L’affetto è rivoluzionario

Dall’epoca in cui abbiamo imparato a dominare il fuoco, l’avanzamento tecnologico non si è mai fermato. Piuttosto si è verificata una accelerazione parabolica che ha travolto lo sviluppo della nostra specie e che negli ultimi decenni ha acquisito proporzioni impossibili da immaginare.

Siamo lo stesso homo sapiens. Quello che faceva le scintille con la selce e la pirite e quello del phone banking. Siamo lo stesso homo sapiens: la stessa specie, la stessa forma mentale. Ma in tutta questa corsa pazza all’evoluzione dei mezzi, qualcosa è rimasto indietro. Qualcosa non si è sviluppato con la stessa velocità, qualcosa è stato considerato meno importante per l’impegno evolutivo, forse perché era intangibile.

Berlino stazione interno

Le rivoluzioni che abbiamo studiato a scuola ci parlano di avanzamento dei mezzi di produzione della società, ci parlano di cambiamento della leadership e di democratizzazione della società, ci parlano di ampliamento dei confini e di sviluppo dei territori. Le rivoluzioni che ci hanno presentato a scuola sono state fatte grazie a grandi condottieri oppure al movimento dei popoli oppressi, a seconda del punto di vista di chi ha scritto quelle storie. Però c’era sempre un movente materiale, di acquisizione di terre, di beni, di tecnologie superiori, di potere. Perfino le rivoluzioni religiose, secondo quanto ci raccontano,  si sono mosse con gli stessi criteri: appropriazione di beni, di potere sulle comunità, di potere sulle coscienze.

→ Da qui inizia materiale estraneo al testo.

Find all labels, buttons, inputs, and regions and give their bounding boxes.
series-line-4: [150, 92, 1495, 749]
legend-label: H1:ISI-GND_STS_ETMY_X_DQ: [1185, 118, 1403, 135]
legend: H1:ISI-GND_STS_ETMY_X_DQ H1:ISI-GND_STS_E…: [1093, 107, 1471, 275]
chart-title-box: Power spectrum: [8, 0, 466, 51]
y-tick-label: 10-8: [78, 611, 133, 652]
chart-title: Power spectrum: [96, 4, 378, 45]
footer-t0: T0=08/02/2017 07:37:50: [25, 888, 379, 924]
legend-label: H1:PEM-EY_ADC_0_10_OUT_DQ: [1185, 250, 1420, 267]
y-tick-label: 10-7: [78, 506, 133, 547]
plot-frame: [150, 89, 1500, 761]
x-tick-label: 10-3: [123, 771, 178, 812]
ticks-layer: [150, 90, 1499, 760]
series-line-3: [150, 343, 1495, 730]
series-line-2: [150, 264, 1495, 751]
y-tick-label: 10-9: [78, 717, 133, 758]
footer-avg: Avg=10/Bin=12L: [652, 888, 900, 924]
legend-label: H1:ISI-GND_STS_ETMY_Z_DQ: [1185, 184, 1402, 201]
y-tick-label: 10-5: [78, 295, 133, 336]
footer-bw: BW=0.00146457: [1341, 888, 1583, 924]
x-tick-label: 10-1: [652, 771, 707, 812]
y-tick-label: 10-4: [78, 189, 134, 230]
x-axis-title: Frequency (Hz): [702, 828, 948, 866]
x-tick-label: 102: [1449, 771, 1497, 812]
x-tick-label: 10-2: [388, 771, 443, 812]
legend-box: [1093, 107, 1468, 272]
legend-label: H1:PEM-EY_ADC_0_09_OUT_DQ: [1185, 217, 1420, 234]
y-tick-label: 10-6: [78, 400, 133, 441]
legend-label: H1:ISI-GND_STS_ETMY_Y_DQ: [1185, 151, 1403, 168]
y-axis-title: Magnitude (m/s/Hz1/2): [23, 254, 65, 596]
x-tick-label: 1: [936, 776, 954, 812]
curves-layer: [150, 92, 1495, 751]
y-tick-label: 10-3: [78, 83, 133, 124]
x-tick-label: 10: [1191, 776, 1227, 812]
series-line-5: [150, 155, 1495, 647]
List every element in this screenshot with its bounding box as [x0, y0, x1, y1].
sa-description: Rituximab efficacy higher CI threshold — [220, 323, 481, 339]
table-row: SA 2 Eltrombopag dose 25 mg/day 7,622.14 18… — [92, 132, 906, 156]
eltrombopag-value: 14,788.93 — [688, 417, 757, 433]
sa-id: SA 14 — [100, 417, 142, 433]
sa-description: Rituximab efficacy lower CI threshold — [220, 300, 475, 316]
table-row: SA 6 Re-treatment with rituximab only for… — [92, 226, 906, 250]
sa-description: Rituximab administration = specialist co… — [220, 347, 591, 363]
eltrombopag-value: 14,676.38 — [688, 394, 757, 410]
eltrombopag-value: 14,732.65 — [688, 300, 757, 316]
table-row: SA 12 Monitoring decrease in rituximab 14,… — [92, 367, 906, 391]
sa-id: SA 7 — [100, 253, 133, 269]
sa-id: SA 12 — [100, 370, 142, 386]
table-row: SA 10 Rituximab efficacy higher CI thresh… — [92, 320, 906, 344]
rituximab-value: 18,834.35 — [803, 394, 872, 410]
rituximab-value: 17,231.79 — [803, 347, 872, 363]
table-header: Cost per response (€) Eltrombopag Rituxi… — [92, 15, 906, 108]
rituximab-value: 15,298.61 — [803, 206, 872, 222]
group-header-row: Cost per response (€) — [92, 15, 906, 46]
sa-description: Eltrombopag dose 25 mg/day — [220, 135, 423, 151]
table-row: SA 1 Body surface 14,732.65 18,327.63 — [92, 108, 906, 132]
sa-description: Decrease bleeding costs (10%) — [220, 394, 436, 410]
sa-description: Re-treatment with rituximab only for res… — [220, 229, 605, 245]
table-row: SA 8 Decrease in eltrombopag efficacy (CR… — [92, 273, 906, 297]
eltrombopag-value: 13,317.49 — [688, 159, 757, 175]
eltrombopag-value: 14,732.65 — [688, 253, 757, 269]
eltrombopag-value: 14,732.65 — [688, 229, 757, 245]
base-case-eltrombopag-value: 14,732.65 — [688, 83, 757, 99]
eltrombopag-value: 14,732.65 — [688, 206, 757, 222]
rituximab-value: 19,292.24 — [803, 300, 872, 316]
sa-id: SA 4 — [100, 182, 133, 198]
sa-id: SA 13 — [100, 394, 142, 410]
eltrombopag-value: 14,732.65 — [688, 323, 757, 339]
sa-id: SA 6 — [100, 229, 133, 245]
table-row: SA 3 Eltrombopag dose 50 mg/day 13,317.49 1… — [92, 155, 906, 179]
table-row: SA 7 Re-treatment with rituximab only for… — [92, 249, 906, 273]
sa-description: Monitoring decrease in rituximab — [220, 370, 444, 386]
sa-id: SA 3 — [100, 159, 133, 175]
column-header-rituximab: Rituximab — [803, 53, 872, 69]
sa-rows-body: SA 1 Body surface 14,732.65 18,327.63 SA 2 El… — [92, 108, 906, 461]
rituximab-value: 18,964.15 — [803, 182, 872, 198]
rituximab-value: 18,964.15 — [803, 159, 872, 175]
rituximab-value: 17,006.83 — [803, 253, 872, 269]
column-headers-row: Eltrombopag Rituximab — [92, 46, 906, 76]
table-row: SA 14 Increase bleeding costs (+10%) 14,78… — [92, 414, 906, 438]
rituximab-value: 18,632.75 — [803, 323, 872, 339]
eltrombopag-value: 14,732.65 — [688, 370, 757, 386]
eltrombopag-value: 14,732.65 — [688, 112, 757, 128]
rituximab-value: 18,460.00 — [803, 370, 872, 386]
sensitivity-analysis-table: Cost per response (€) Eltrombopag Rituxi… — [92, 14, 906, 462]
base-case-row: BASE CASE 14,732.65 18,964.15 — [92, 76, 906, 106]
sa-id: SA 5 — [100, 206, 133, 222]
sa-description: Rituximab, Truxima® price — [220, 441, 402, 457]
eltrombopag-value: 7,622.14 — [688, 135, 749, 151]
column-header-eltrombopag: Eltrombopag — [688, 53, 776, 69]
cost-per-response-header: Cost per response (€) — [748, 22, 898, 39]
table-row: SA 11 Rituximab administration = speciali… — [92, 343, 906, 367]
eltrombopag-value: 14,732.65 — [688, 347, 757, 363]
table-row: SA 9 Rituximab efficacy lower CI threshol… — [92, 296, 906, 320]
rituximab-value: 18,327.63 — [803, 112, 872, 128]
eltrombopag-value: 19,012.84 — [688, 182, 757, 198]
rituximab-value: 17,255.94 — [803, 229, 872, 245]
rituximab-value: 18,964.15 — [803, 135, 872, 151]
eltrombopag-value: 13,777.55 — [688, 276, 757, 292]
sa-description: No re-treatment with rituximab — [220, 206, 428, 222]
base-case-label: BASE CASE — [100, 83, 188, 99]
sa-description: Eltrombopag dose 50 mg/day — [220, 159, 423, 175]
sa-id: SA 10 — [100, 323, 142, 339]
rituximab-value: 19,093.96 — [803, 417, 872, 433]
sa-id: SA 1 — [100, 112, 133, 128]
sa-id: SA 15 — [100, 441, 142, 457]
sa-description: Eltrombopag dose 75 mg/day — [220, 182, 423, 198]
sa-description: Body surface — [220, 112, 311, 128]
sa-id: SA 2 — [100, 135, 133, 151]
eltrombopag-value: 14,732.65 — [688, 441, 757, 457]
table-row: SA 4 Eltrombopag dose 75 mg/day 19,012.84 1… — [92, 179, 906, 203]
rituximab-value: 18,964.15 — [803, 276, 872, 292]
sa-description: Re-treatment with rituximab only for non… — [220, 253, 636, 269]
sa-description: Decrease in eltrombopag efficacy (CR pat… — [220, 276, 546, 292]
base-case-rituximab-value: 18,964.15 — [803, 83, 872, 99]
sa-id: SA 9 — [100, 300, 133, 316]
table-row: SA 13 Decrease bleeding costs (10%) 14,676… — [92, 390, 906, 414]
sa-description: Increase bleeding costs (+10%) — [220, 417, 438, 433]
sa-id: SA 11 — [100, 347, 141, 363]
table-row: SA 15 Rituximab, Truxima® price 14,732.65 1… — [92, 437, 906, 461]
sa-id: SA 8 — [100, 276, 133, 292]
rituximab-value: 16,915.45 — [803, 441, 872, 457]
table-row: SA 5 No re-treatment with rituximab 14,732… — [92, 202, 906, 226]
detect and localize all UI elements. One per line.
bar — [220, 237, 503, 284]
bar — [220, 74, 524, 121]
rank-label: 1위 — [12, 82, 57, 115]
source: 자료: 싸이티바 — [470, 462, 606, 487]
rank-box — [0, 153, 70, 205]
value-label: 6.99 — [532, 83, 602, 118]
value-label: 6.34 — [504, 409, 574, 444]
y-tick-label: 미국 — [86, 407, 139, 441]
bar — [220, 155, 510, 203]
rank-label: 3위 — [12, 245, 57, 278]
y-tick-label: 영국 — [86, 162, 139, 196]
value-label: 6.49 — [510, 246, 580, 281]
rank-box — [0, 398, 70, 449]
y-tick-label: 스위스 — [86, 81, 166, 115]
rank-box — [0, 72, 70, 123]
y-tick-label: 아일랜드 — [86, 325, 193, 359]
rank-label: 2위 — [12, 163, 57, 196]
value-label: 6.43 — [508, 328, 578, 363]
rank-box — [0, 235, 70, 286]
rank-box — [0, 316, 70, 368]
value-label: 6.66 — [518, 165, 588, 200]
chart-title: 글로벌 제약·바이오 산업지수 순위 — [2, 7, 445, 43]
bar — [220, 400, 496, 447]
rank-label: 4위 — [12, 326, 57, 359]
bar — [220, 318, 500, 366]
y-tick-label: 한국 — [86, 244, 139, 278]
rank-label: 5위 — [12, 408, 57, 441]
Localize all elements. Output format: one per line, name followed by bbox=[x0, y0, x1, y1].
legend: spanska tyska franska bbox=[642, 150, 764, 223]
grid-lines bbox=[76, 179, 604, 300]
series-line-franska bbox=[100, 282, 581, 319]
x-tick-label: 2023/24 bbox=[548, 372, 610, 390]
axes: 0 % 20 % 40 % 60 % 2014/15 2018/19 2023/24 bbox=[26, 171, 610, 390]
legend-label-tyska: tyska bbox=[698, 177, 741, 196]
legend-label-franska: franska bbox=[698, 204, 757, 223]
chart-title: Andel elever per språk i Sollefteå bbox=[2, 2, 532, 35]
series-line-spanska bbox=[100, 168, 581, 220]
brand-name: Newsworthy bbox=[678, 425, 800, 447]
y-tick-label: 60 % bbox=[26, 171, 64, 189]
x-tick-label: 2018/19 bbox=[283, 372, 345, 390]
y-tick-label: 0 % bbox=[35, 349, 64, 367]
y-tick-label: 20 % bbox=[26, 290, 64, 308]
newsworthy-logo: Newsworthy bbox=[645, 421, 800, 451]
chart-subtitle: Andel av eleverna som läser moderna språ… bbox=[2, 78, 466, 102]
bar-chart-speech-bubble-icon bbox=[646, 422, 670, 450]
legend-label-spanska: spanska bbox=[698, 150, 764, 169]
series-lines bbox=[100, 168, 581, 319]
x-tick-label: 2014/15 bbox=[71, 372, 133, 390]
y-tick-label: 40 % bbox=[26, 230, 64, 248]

E adesso siamo soli. Travolti da tutte queste rivoluzioni storiche, politiche, economiche, religiose, tecnologiche che si sono accumulate. Veloci, veloci, veloci. Siamo veloci nelle nostre risposte. Siamo veloci nelle nostre domande. Ma siamo persi interiormente. E soli.

Non c’è niente di meno rivoluzionario dell’affetto, se lo vediamo nel modo in cui siamo abituati a immaginare le cose.

Silvia 15 maggio 2010 occhi

E invece oggi non c’è niente come l’affetto che possa farci cambiare rotta o che possa svegliarci. L’affetto e la riconciliazione. Riconciliarsi significa comprendere che chi ci ha danneggiato è uno come noi e comprendere che anche noi, senza volere, a volte danneggiamo gli altri e che l’importante è accorgersene e riparare. In realtà è molto più importante accorgerci di quando danneggiamo che di quando siamo danneggiati, ma questa è un’altra storia. La riconciliazione ci permette di non sentirci più circondati da nemici, ma da persone che sono diverse da noi in tanti aspetti ma che soffrono e gioiscono anche loro, come noi. Sentire l’affetto, mostrare l’affetto per gli altri significa collocare il nostro sguardo in un luogo più interno della nostra coscienza, è un atto intenzionale, non ci viene spontaneo, ha bisogno di un tempo. Non si fa per forza, non si fa per finta. Creare comunità legate dall’affetto, al di là delle possibili e probabili differenze di ogni tipo, è un atto profondamente rivoluzionario ed è l’unico che ci può dirigere verso un futuro di evoluzione di questa specie, di questo homo sapiens che anela da sempre di superare i suoi limiti.